Mexico’s central bank had cut its rates by a quarter-percentage-point to 3.75%.  The move is expected to strengthen the economy of Mexico and monetary easing policy by the bank.
Impact on Mexico ETF
The ETF tracking the Mexican economy, iShares MSCI Mexico Capped Investable Market Index Fund (EWW - Free Report) traded higher by nearly 3% after Banco de Mexico unexpectedly decreased the interest rate.
EWW tracks the MSCI Mexico Investable Market index which consists of stocks traded primarily on the Mexican Stock Exchange. The index is a capitalization weighted index that aims to capture 99% of the total market capitalization (read Why the Mexico ETF is a Long Term Winner).
Mexico ETF in Focus
Launched in March 1996, the fund now has more than $2.4 billion in AUM and appears to be one of the popular Latin America choices among investors as indicated by its trading volume of more than 5 million shares a day.
The assets are invested in 48 holdings with an average market cap of $30.33 billion. Among individual holdings, America Movil appears to be dominating the performance of the ETF as indicated by its allocation level of 16.07% in the ETF. Among others, the fund does not invest more than 7.77%.
However, the fund appears to have a concentrated holding pattern in its top ten choices of companies. Investment in top ten holdings stands at 58.7%.
Among sector allocation, the fund appears has done a good job in spreading the asset base. Consumer staples (22.8%), financials (19.6%) and telecom (16.6%) are the top sectors that the fund is invested in. Materials and Industrials also get double digit allocation in the fund.

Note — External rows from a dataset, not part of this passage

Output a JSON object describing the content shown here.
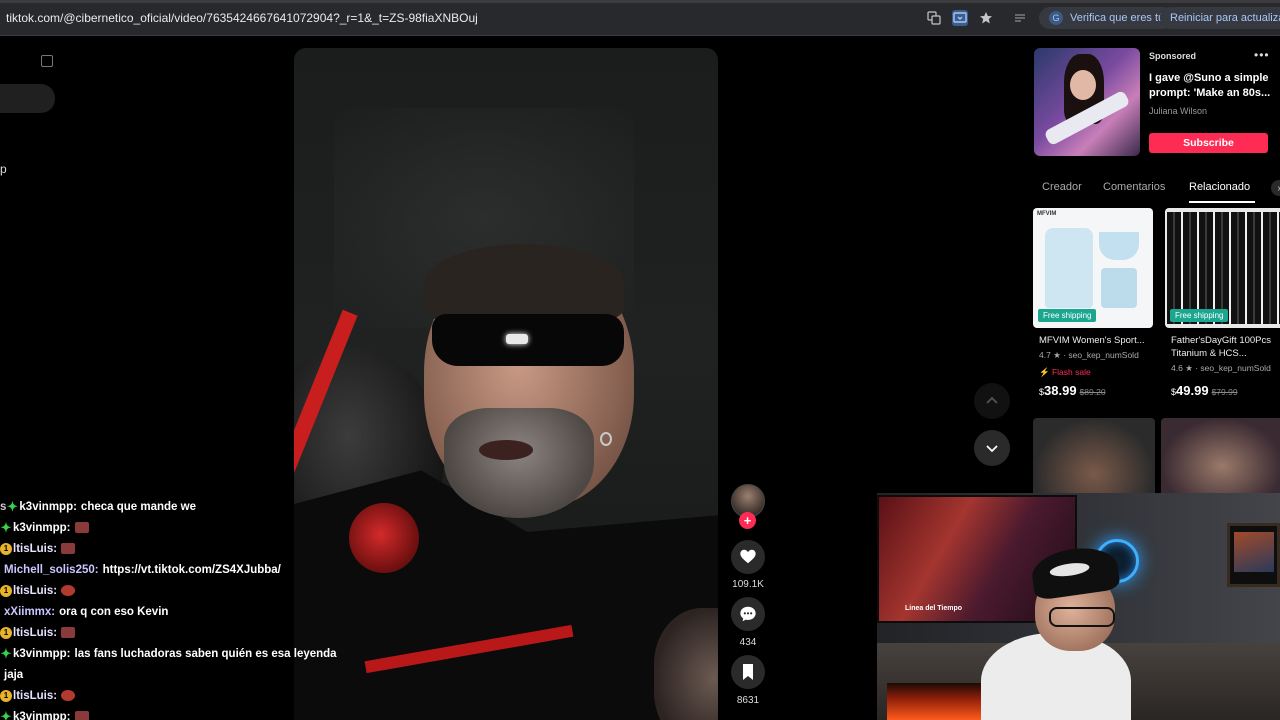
{
  "browser": {
    "url": "tiktok.com/@cibernetico_oficial/video/7635424667641072904?_r=1&_t=ZS-98fiaXNBOuj",
    "verify_label": "Verifica que eres tú",
    "update_label": "Reiniciar para actualizar"
  },
  "sidebar": {
    "partial_text": "p"
  },
  "actions": {
    "likes": "109.1K",
    "comments": "434",
    "saves": "8631"
  },
  "chat": [
    {
      "badge": "green",
      "user": "k3vinmpp:",
      "text": "checa que mande we",
      "prefix": "s",
      "emote": ""
    },
    {
      "badge": "green",
      "user": "k3vinmpp:",
      "text": "",
      "prefix": "",
      "emote": "a"
    },
    {
      "badge": "gold",
      "user": "ltisLuis:",
      "text": "",
      "prefix": "",
      "emote": "a"
    },
    {
      "badge": "",
      "user": "Michell_solis250:",
      "text": "https://vt.tiktok.com/ZS4XJubba/",
      "prefix": "",
      "emote": ""
    },
    {
      "badge": "gold",
      "user": "ltisLuis:",
      "text": "",
      "prefix": "",
      "emote": "b"
    },
    {
      "badge": "",
      "user": "xXiimmx:",
      "text": "ora q con eso Kevin",
      "prefix": "",
      "emote": ""
    },
    {
      "badge": "gold",
      "user": "ltisLuis:",
      "text": "",
      "prefix": "",
      "emote": "a"
    },
    {
      "badge": "green",
      "user": "k3vinmpp:",
      "text": "las fans luchadoras saben quién es esa leyenda",
      "prefix": "",
      "emote": ""
    },
    {
      "badge": "",
      "user": "",
      "text": "jaja",
      "prefix": "",
      "emote": ""
    },
    {
      "badge": "gold",
      "user": "ltisLuis:",
      "text": "",
      "prefix": "",
      "emote": "b"
    },
    {
      "badge": "green",
      "user": "k3vinmpp:",
      "text": "",
      "prefix": "",
      "emote": "a"
    }
  ],
  "ad": {
    "sponsored": "Sponsored",
    "title": "I gave @Suno a simple prompt: 'Make an 80s...",
    "author": "Juliana Wilson",
    "cta": "Subscribe"
  },
  "tabs": [
    {
      "label": "Creador"
    },
    {
      "label": "Comentarios"
    },
    {
      "label": "Relacionado"
    }
  ],
  "products": [
    {
      "name": "MFVIM Women's Sport...",
      "rating": "4.7",
      "sold": "seo_kep_numSold",
      "flash": "Flash sale",
      "currency": "$",
      "price": "38.99",
      "old_price": "$89.20",
      "shipping": "Free shipping",
      "logo": "MFVIM"
    },
    {
      "name": "Father'sDayGift 100Pcs Titanium & HCS...",
      "rating": "4.6",
      "sold": "seo_kep_numSold",
      "flash": "",
      "currency": "$",
      "price": "49.99",
      "old_price": "$79.99",
      "shipping": "Free shipping"
    }
  ],
  "webcam": {
    "tv_caption": "Linea del Tiempo"
  },
  "colors": {
    "accent": "#fe2c55",
    "ship": "#1aa68f",
    "browser_bg": "#28292c"
  }
}
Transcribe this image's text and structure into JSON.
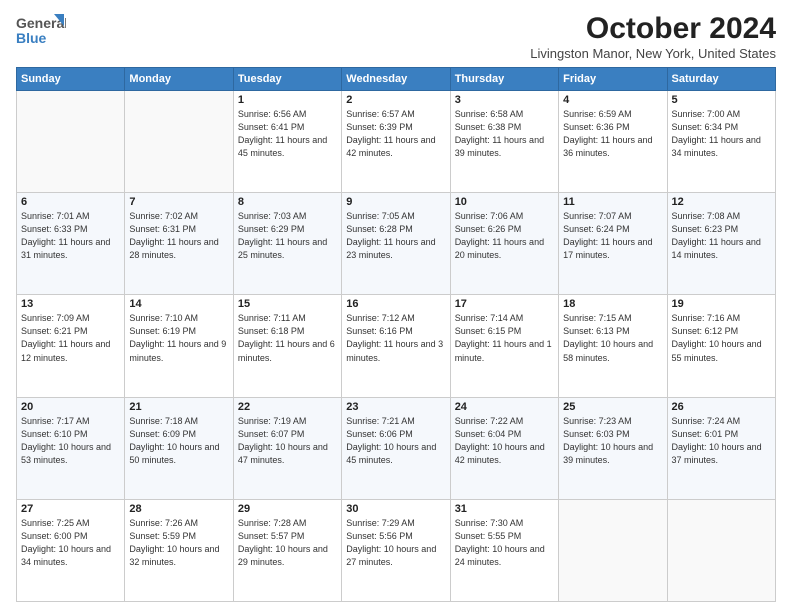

The fund charges 53 basis points per year in expenses and currently has a 30-say SEC yield of 0.82%.
The fund delivered a gain of 7.37% over the period of one year while its year-to-date loss stands at 6.02% (also read Avoid These 3 Emerging Market ETFs).
Bottom Line

This ETF could be a solid choice for investors looking for a further turnaround in emerging markets. The country is closely-tied to the U.S., and with our economy coming back strong, things could be looking up for Mexico too.
Given this information and the boost of the recent rate cut, Mexico could now be back on track and once again worth a closer look by investors seeking exposure to this emerging economy.